Hit a man with a fish and he forgets he's hungry.

But, hit him hard enough with a really big fish, and that man's fish deficiency is no longer yours nor anybody else's problem.
 
Well that's ....interesting...

We already subsidize our farmers to the nth degree. One of the reasons we encourage them not to over-produce is to keep them in business. We take a certain amount of surplus and use it to subsidize the foodstamp program, and we give some of it away to the poor of America and abroad.
 
They have to because it keeps the farmers from selling off their lands and halting the production of food.
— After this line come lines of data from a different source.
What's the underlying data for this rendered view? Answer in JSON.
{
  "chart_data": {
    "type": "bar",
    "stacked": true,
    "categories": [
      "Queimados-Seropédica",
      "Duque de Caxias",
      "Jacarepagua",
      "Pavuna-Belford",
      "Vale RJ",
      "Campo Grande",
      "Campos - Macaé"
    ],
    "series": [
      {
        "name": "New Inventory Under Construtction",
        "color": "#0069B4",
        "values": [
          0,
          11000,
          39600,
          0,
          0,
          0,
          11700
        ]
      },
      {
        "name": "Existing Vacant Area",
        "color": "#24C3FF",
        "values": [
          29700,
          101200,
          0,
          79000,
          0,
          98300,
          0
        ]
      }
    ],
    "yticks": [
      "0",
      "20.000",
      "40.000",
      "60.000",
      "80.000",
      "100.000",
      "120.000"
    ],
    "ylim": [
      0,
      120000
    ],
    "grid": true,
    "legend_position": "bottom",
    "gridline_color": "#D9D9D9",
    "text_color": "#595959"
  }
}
These subsidies are the way they've sneaked in all the restrictive legislation that hobbles land owners.
 
Give a man a fish and he eats for a day.

Teach a man to fish and he ends up invading your favorite fishing hole.

Hit a man with a fish and he forgets he's hungry.

But, hit him hard enough with a really big fish, and that man's fish deficiency is no longer yours nor anybody else's problem.
So can we teach these children how to fish/farm their own food during in the droughts?
Maria In Egu

Or do we just let them die before they get a chance to learn how to care for themselves? Haiti, Zimbabwa

Or maybe it is more human to allow situations like this to take care of the problems? Congo South Africa



We pay farmers not to grow crops:
CNN, As children starve, world struggles for solution. Story Highlights; Global food system can't survive, author warns; Catastrophic weather and rise in oil
 
They have to because it keeps the farmers from selling off their lands and halting the production of food.

These subsidies are the way they've sneaked in all the restrictive legislation that hobbles land owners.
Farmers have been selling off their lands for years now to investors (mostly bankers) who only want a good source of government welfare.

Like it or not you are subsidizing bankers to not use useful land. Very soon you will be subsidizing even more investment guru types to not grow useful crops and get paid for growing alchol crops, plus energy credits, etc, etc....
 
I don't do it. I've been bitching about it since I was old enough to know what was going on.

BTW, I am a part of the farm culture. My sister and her husband farmed for years, his family has farmed for generations, my ex and his family were farmers.

My family didn't farm so much as work in the woods...but they owned land. Which was snapped up by a pittance by the government and turned into a wildlife area.